The paper [1] presents a system architecture that enhances the working of traditional MapReduce by incorporating parallel processing algorithm. A complete four-tier architecture for efficiently aggregate the data is proposed. This system is evaluated in terms of efficiency by considering the throughput and processing time.

The Overcomplete Local Principal Component Analysis (OLPCA) method for image denoising and its main issues are presented in [2]. A fine-to-coarse parallelization strategy on a parallel hybrid architecture is proposed. Experimental results show improvements in terms of execution time with a promising speed up with respect to the CPU and our old GPU versions.

The impact of package level cohesion metrics on reusability for Aspect Oriented Systems (AOS) is analysed in the paper [3]. A package for cohesion measure, PCohA, is implemented. The proposed package cohesion measure is found to be a useful indicator of external quality factors such as reusability. The proposed metric is also established as a better predictor of code reusability than the existing cohesion measures. The work discussed in this paper can be used for designing high quality software by developing new package level metrics for other quality attributes.

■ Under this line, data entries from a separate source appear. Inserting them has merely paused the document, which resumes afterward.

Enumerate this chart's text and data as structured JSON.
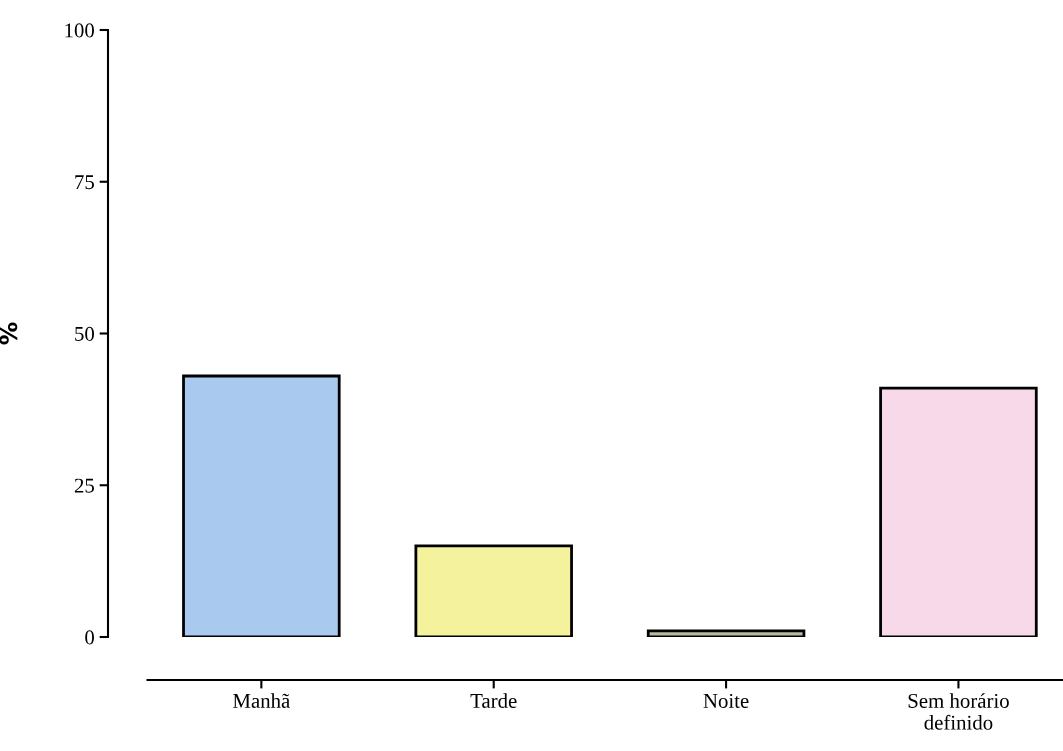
{
  "chart_data": {
    "type": "bar",
    "ylabel": "%",
    "categories": [
      "Manhã",
      "Tarde",
      "Noite",
      "Sem horário\ndefinido"
    ],
    "values": [
      43,
      15,
      1,
      41
    ],
    "colors": [
      "#a9c9ef",
      "#f4f29c",
      "#b9b8a2",
      "#f8d9e9"
    ],
    "ylim": [
      0,
      100
    ],
    "yticks": [
      0,
      25,
      50,
      75,
      100
    ],
    "grid": false
  }
}
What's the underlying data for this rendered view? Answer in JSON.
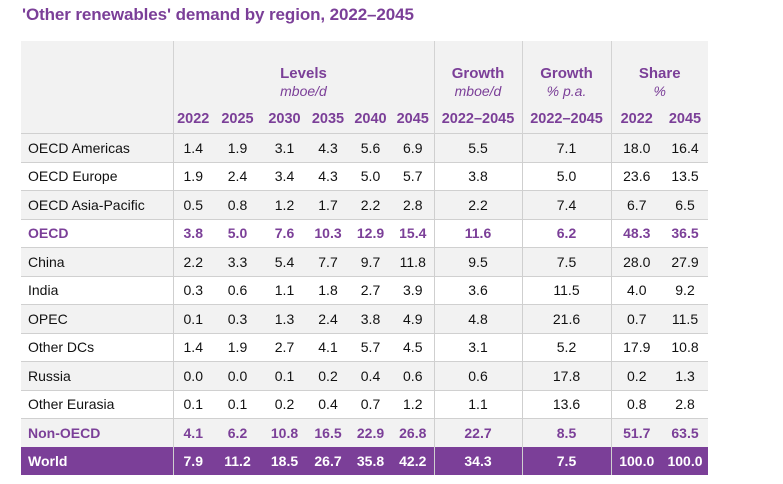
{
  "title": "'Other renewables' demand by region, 2022–2045",
  "headers": {
    "levels": "Levels",
    "levels_unit": "mboe/d",
    "growth_abs": "Growth",
    "growth_abs_unit": "mboe/d",
    "growth_pct": "Growth",
    "growth_pct_unit": "% p.a.",
    "share": "Share",
    "share_unit": "%",
    "years": [
      "2022",
      "2025",
      "2030",
      "2035",
      "2040",
      "2045"
    ],
    "growth_abs_period": "2022–2045",
    "growth_pct_period": "2022–2045",
    "share_years": [
      "2022",
      "2045"
    ]
  },
  "rows": [
    {
      "region": "OECD Americas",
      "levels": [
        "1.4",
        "1.9",
        "3.1",
        "4.3",
        "5.6",
        "6.9"
      ],
      "growth": "5.5",
      "growth_pa": "7.1",
      "share": [
        "18.0",
        "16.4"
      ]
    },
    {
      "region": "OECD Europe",
      "levels": [
        "1.9",
        "2.4",
        "3.4",
        "4.3",
        "5.0",
        "5.7"
      ],
      "growth": "3.8",
      "growth_pa": "5.0",
      "share": [
        "23.6",
        "13.5"
      ]
    },
    {
      "region": "OECD Asia-Pacific",
      "levels": [
        "0.5",
        "0.8",
        "1.2",
        "1.7",
        "2.2",
        "2.8"
      ],
      "growth": "2.2",
      "growth_pa": "7.4",
      "share": [
        "6.7",
        "6.5"
      ]
    },
    {
      "region": "OECD",
      "levels": [
        "3.8",
        "5.0",
        "7.6",
        "10.3",
        "12.9",
        "15.4"
      ],
      "growth": "11.6",
      "growth_pa": "6.2",
      "share": [
        "48.3",
        "36.5"
      ]
    },
    {
      "region": "China",
      "levels": [
        "2.2",
        "3.3",
        "5.4",
        "7.7",
        "9.7",
        "11.8"
      ],
      "growth": "9.5",
      "growth_pa": "7.5",
      "share": [
        "28.0",
        "27.9"
      ]
    },
    {
      "region": "India",
      "levels": [
        "0.3",
        "0.6",
        "1.1",
        "1.8",
        "2.7",
        "3.9"
      ],
      "growth": "3.6",
      "growth_pa": "11.5",
      "share": [
        "4.0",
        "9.2"
      ]
    },
    {
      "region": "OPEC",
      "levels": [
        "0.1",
        "0.3",
        "1.3",
        "2.4",
        "3.8",
        "4.9"
      ],
      "growth": "4.8",
      "growth_pa": "21.6",
      "share": [
        "0.7",
        "11.5"
      ]
    },
    {
      "region": "Other DCs",
      "levels": [
        "1.4",
        "1.9",
        "2.7",
        "4.1",
        "5.7",
        "4.5"
      ],
      "growth": "3.1",
      "growth_pa": "5.2",
      "share": [
        "17.9",
        "10.8"
      ]
    },
    {
      "region": "Russia",
      "levels": [
        "0.0",
        "0.0",
        "0.1",
        "0.2",
        "0.4",
        "0.6"
      ],
      "growth": "0.6",
      "growth_pa": "17.8",
      "share": [
        "0.2",
        "1.3"
      ]
    },
    {
      "region": "Other Eurasia",
      "levels": [
        "0.1",
        "0.1",
        "0.2",
        "0.4",
        "0.7",
        "1.2"
      ],
      "growth": "1.1",
      "growth_pa": "13.6",
      "share": [
        "0.8",
        "2.8"
      ]
    },
    {
      "region": "Non-OECD",
      "levels": [
        "4.1",
        "6.2",
        "10.8",
        "16.5",
        "22.9",
        "26.8"
      ],
      "growth": "22.7",
      "growth_pa": "8.5",
      "share": [
        "51.7",
        "63.5"
      ]
    },
    {
      "region": "World",
      "levels": [
        "7.9",
        "11.2",
        "18.5",
        "26.7",
        "35.8",
        "42.2"
      ],
      "growth": "34.3",
      "growth_pa": "7.5",
      "share": [
        "100.0",
        "100.0"
      ]
    }
  ],
  "colors": {
    "accent": "#7b3f98",
    "band": "#f2f2f2",
    "text": "#111111"
  }
}
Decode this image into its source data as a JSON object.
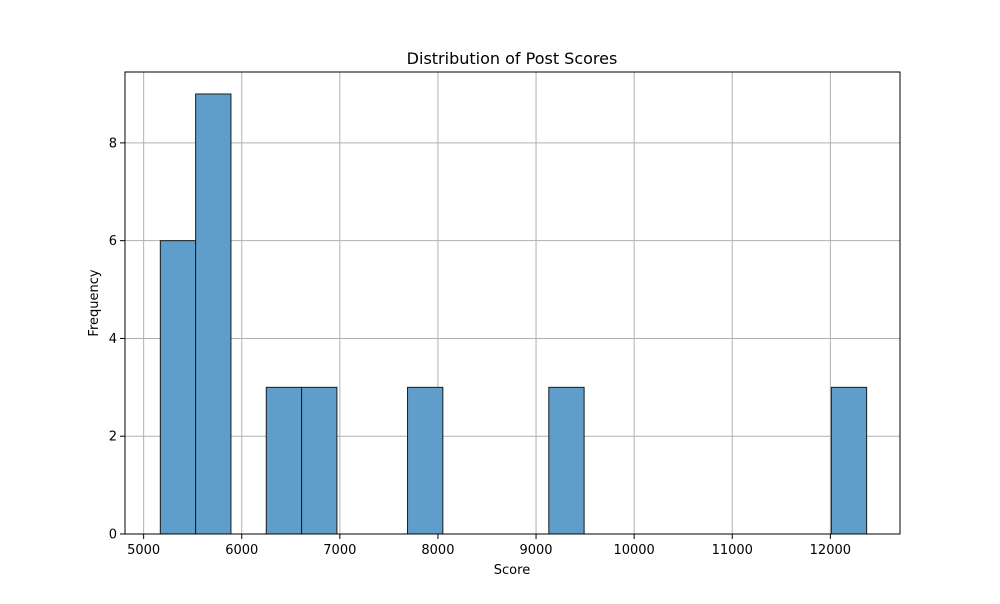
{
  "chart_data": {
    "type": "bar",
    "title": "Distribution of Post Scores",
    "xlabel": "Score",
    "ylabel": "Frequency",
    "xlim": [
      4810,
      12710
    ],
    "ylim": [
      0,
      9.45
    ],
    "x_ticks": [
      5000,
      6000,
      7000,
      8000,
      9000,
      10000,
      11000,
      12000
    ],
    "y_ticks": [
      0,
      2,
      4,
      6,
      8
    ],
    "grid": true,
    "bins": [
      {
        "x0": 5170,
        "x1": 5530,
        "value": 6
      },
      {
        "x0": 5530,
        "x1": 5890,
        "value": 9
      },
      {
        "x0": 5890,
        "x1": 6250,
        "value": 0
      },
      {
        "x0": 6250,
        "x1": 6610,
        "value": 3
      },
      {
        "x0": 6610,
        "x1": 6970,
        "value": 3
      },
      {
        "x0": 6970,
        "x1": 7330,
        "value": 0
      },
      {
        "x0": 7330,
        "x1": 7690,
        "value": 0
      },
      {
        "x0": 7690,
        "x1": 8050,
        "value": 3
      },
      {
        "x0": 8050,
        "x1": 8410,
        "value": 0
      },
      {
        "x0": 8410,
        "x1": 8770,
        "value": 0
      },
      {
        "x0": 8770,
        "x1": 9130,
        "value": 0
      },
      {
        "x0": 9130,
        "x1": 9490,
        "value": 3
      },
      {
        "x0": 9490,
        "x1": 9850,
        "value": 0
      },
      {
        "x0": 9850,
        "x1": 10210,
        "value": 0
      },
      {
        "x0": 10210,
        "x1": 10570,
        "value": 0
      },
      {
        "x0": 10570,
        "x1": 10930,
        "value": 0
      },
      {
        "x0": 10930,
        "x1": 11290,
        "value": 0
      },
      {
        "x0": 11290,
        "x1": 11650,
        "value": 0
      },
      {
        "x0": 11650,
        "x1": 12010,
        "value": 0
      },
      {
        "x0": 12010,
        "x1": 12370,
        "value": 3
      }
    ],
    "colors": {
      "bar_fill": "#5f9ecb",
      "bar_edge": "#1a1a1a",
      "grid": "#b0b0b0",
      "axes": "#000000"
    }
  }
}
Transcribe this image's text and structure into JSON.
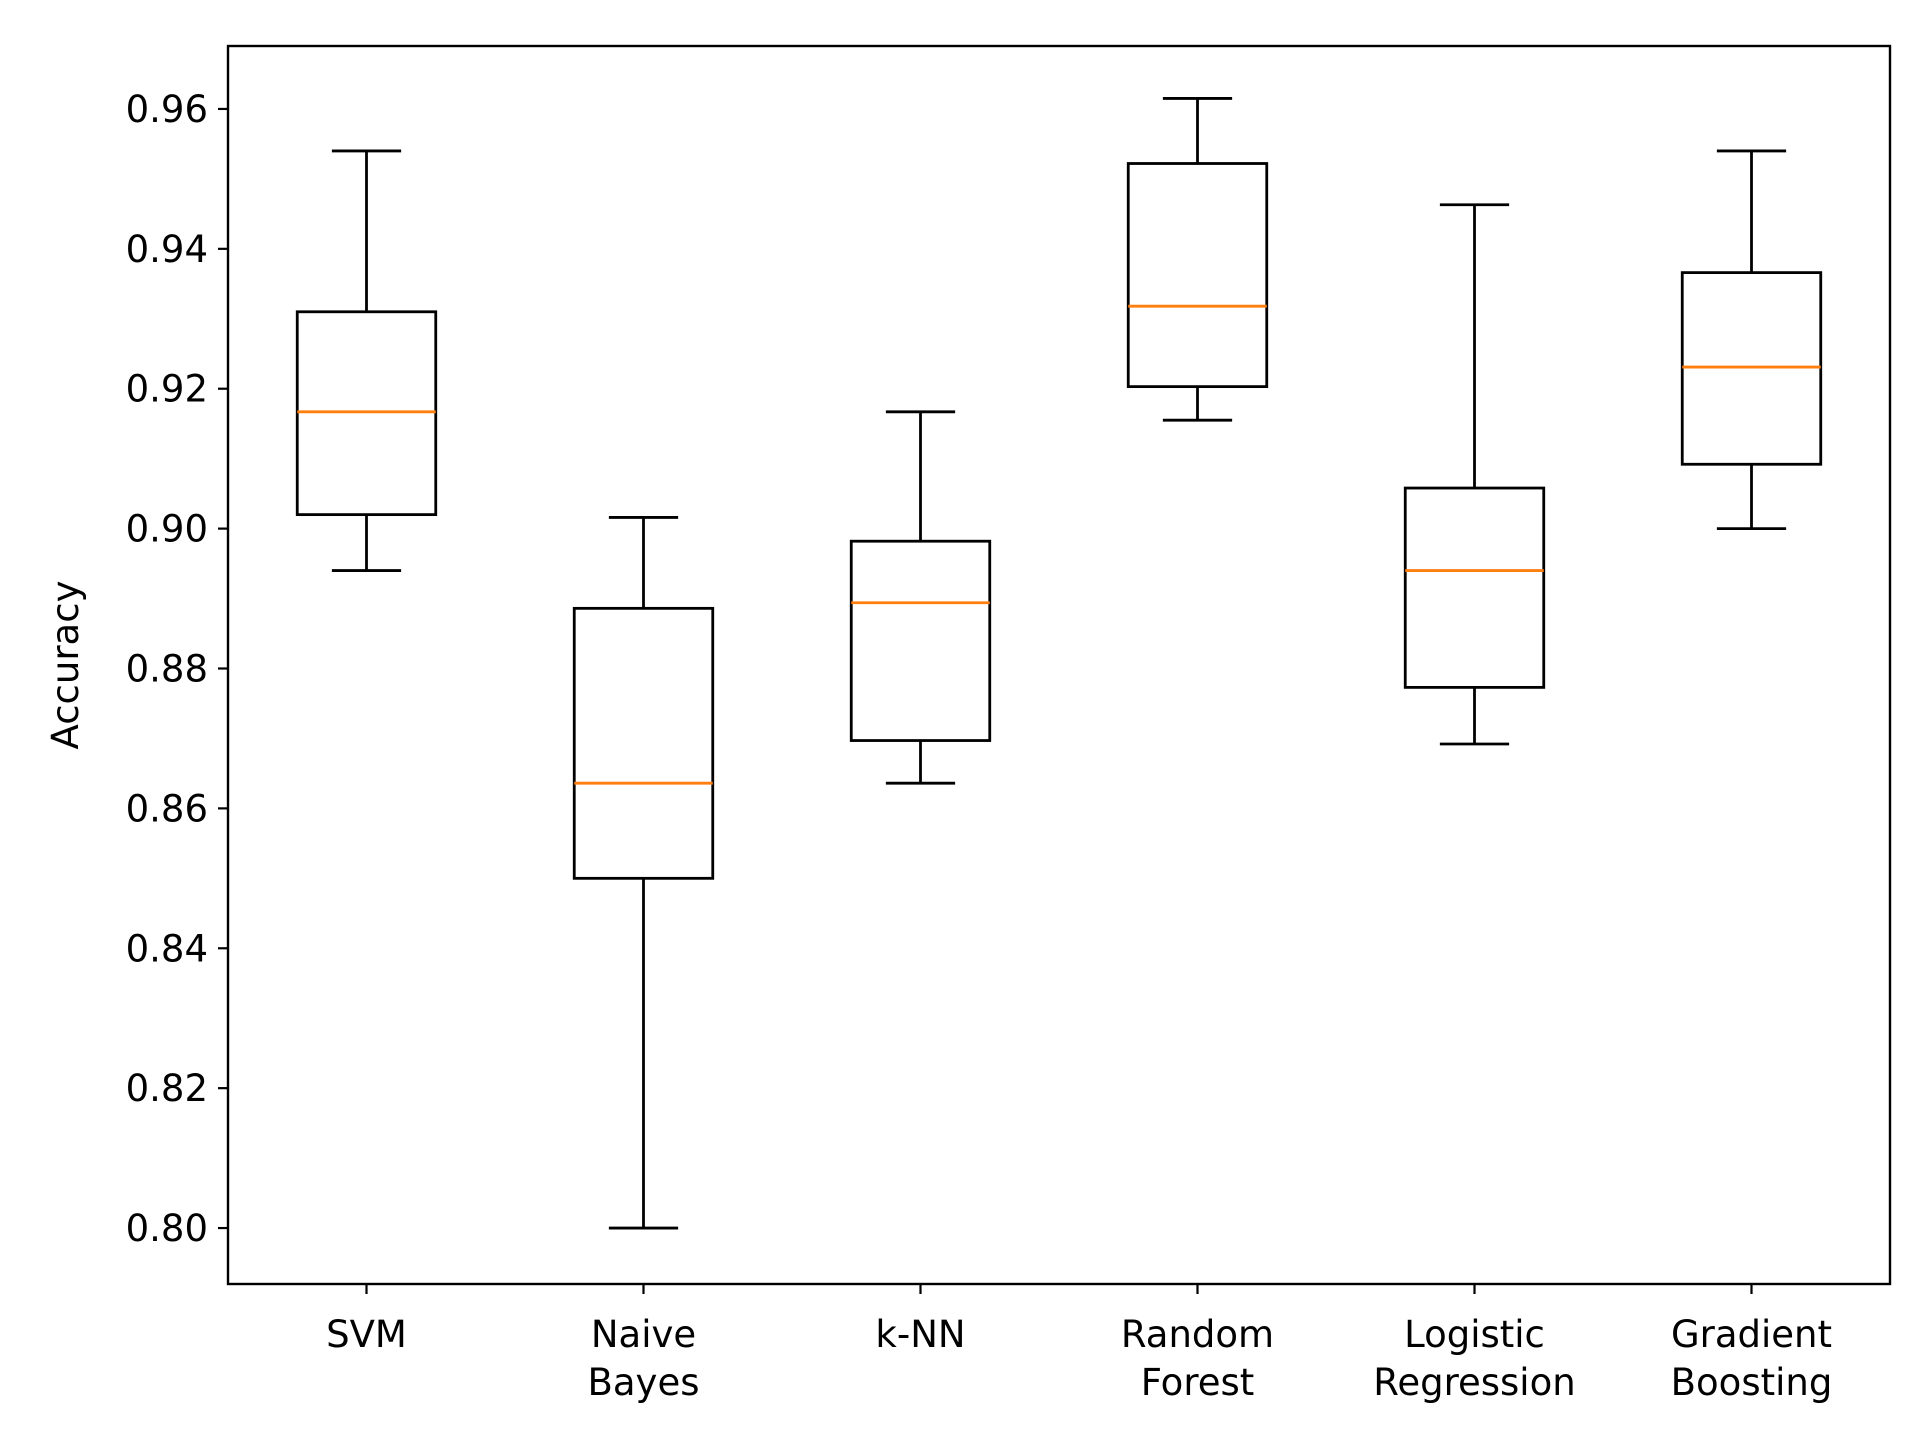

The paper [4] describes a generic and straightforward algorithm, MeshCleaner, for cleaning large Finite Element meshes. The presented mesh cleaning algorithm is composed of (1) the stage of compacting and reordering nodes and (2) the stage of updating mesh topology. The basic ideas for performing the above two stages efficiently both in sequential and in parallel are introduced. Experimental results indicate that the algorithm MeshCleaner is capable of cleaning large meshes very efficiently, both in sequential and in parallel.

In [5] for several computing platforms the efficiency of a pleasingly parallel application is studied. A real-world problem, i.e., Monte-Carlo numerical simulations of stratospheric balloon envelope drift descent is considered. We detail the optimization of the SIMD parallel codes on the K40 and K80 GPUs as well as on the Intel Xeon Phi. The experiments show that GPU and MIC permit to decrease computing time by non negligeable factors, which finally allow to use these devices in operational conditions.

The paper [6] deals with the following scheduling problem: an infinite number of tasks must be scheduled for processing on a finite number of heterogeneous machines, such as all tasks are sent to execution with a minimum delay. The proposed model had a starting point in two known bounded number of processors algorithms: Modified Critical Path and Highest Level First With Estimated Times. Regarding the implementation, a simulator was used to analyze and design the scheduling algorithms.

Finally, in [7] an efficient and real-time Big Data stream processing approach mapping Hadoop MapReduce equivalent mechanism on graphics processing units (GPUs) is presented. Parallel and distributed environments of Hadoop ecosystem and a real-time streaming processing tool are integrated. A MapReduce equivalent algorithm for GPUs for a statistical parameter calculation by dividing overall Big Data files into fixed-size blocks is designed. Results show that the proposed system working with Spark on top and GPUs under the parallel and distributed environment of Hadoop ecosystem is more efficient as compared to existing standalone CPU-based MapReduce implementation.